Ein Scorewert, der von der Schufa ermittelt wird, entscheidet über die Kreditwürdigkeit des Antragstellers. Ein solcher Wert kann anders als erwartet ausfallen, denn neben Alter und Geschlecht des Antragstellers wird er durch andere Werte beeinflusst. Sogar der Wohnort kann sich auf den Scorewert auswirken, selbst dann, wenn man seine Kredite immer fristgemäß zurückgezahlt hat und noch nie verschuldet war. Der Scorewert entscheidet nicht nur über die Kreditvergabe, denn ebenso kann er darüber entscheiden, ob man einen Vertrag für das Internet abschließen kann.


Die Arbeit der Auskunfteien

Nicht alle Personen können durch die Schufa oder andere Wirtschaftsauskunfteien eine realistische Bewertung erhalten. Selbst dann, wenn man keine Schulden macht, kann man einen schlechten Scorewert erhalten. Hat man noch keine Schulden gemacht, so müssen andere Kriterien herangezogen werden, um den Scorewert zu ermitteln. Eine solche Methode ist das Geo-Scoring, bei dem Vergleichswerte aus der Nachbarschaft herangezogen werden. Ist die Nachbarschaft durch eine schlechte Zahlungsmoral bei der Rückzahlung von Krediten geprägt, so bekommt man einen schlechten Scorewert. Nicht nur die Schufa, sondern auch Versandhändler nehmen das Geo-Scoring vor, bei einem schlechten Geo-Scoring muss man schlechtere Konditionen in Kauf nehmen.

Der Gesetzgeber schreibt vor, dass für das Geo-Scoring mindestens noch ein weiterer Wert berücksichtigt wird, das kann beispielsweise ein Girokonto oder sogar der Vorname sein. Aufschluss über die Verbraucher erhält die Schufa auch anhand von Tatsachen, wie lange man ein Girokonto besitzt und ob man einen Dispokredit vereinbart und in Anspruch genommen hat. Anhand des Vornamens ziehen verschiedene Unternehmen Rückschlüsse auf das Alter eines Verbrauchers, so sind ältere Verbraucher kreditwürdiger als jüngere. Wechselt man häufig den Wohnort, kann sich das ebenfalls negativ auf den Scorewert auswirken.

Das Scorewert System

Das Scorewert System der Schufa wird von Kritikern als undurchschaubar bezeichnet, denn es ist für Verbraucher nur schwer nachvollziehbar. Man unterscheidet den Basis- und den Branchenscore, während der Branchenscore relevanter ist. Die Schufa ermittelt zusammen mit dem Scorewert eine Ratingstufe, dabei gilt eine Staffelung von A bis M. A ist die beste Stufe, dafür ist ein Scorewert zwischen 662 und 1.000 erforderlich. Erhält man die Stufe M, hat man nur einen Scorewert zwischen 0 und 76.

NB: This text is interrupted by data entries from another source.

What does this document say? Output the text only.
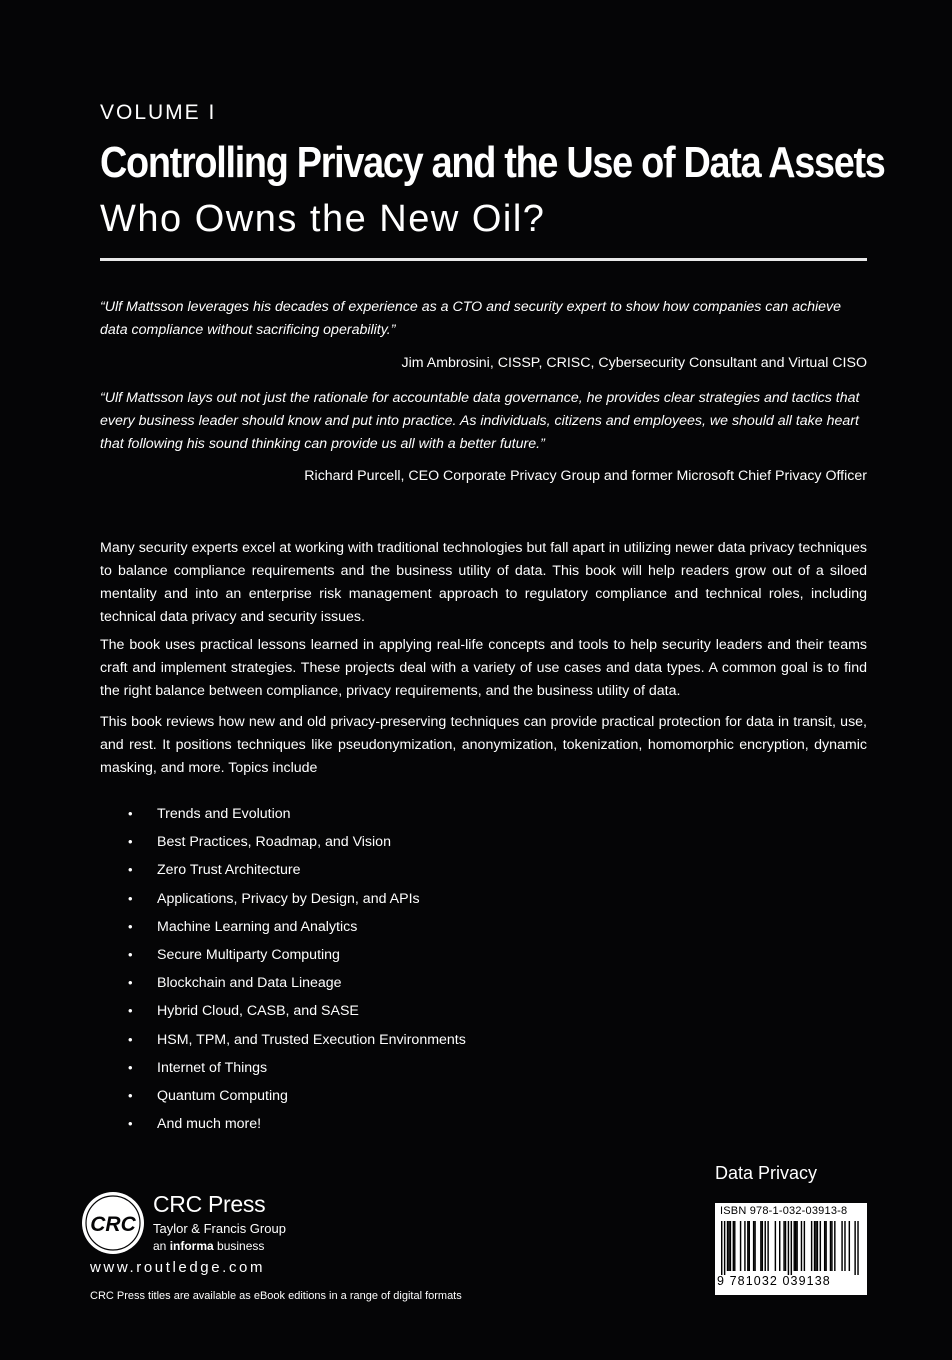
VOLUME I
Controlling Privacy and the Use of Data Assets
Who Owns the New Oil?
“Ulf Mattsson leverages his decades of experience as a CTO and security expert to show how companies can achieve data compliance without sacrificing operability.”
Jim Ambrosini, CISSP, CRISC, Cybersecurity Consultant and Virtual CISO
“Ulf Mattsson lays out not just the rationale for accountable data governance, he provides clear strategies and tactics that every business leader should know and put into practice. As individuals, citizens and employees, we should all take heart that following his sound thinking can provide us all with a better future.”
Richard Purcell, CEO Corporate Privacy Group and former Microsoft Chief Privacy Officer
Many security experts excel at working with traditional technologies but fall apart in utilizing newer data privacy techniques to balance compliance requirements and the business utility of data. This book will help readers grow out of a siloed mentality and into an enterprise risk management approach to regulatory compliance and technical roles, including technical data privacy and security issues.
The book uses practical lessons learned in applying real-life concepts and tools to help security leaders and their teams craft and implement strategies. These projects deal with a variety of use cases and data types. A common goal is to find the right balance between compliance, privacy requirements, and the business utility of data.
This book reviews how new and old privacy-preserving techniques can provide practical protection for data in transit, use, and rest. It positions techniques like pseudonymization, anonymization, tokenization, homomorphic encryption, dynamic masking, and more. Topics include
• Trends and Evolution
• Best Practices, Roadmap, and Vision
• Zero Trust Architecture
• Applications, Privacy by Design, and APIs
• Machine Learning and Analytics
• Secure Multiparty Computing
• Blockchain and Data Lineage
• Hybrid Cloud, CASB, and SASE
• HSM, TPM, and Trusted Execution Environments
• Internet of Things
• Quantum Computing
• And much more!
CRC
CRC Press
Taylor & Francis Group
an informa business
www.routledge.com
CRC Press titles are available as eBook editions in a range of digital formats
Data Privacy
ISBN 978-1-032-03913-8
9 781032 039138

Die Schufa meldet eine Risikoquote an Unternehmen, sie soll Auskunft über die Wahrscheinlichkeit einer Kreditrückzahlung geben. Zusätzlich zu den Scorewerten der Schufa nutzen immer mehr Unternehmen hausinterne Scoring-Systeme, in die individuelle Merkmale einfließen. Bei den hausinternen Systemen erhalten die Verbraucher zumeist keine Auskunft über ihre Scorewerte.

Die kostenlose Eigenanfrage bei der Schufa

Die Schufa rät zu einer kostenlosen Eigenanfrage, die man einmal im Jahr vornehmen kann. Man erfährt, von welchen Unternehmen die Schufa die vorliegenden Informationen erhalten hat, und kann Fehler korrigieren, da die Daten nicht von der Schufa überprüft werden. Sind solche Fehler vorhanden, muss der Verbraucher schriftlich deren Korrektur beantragen.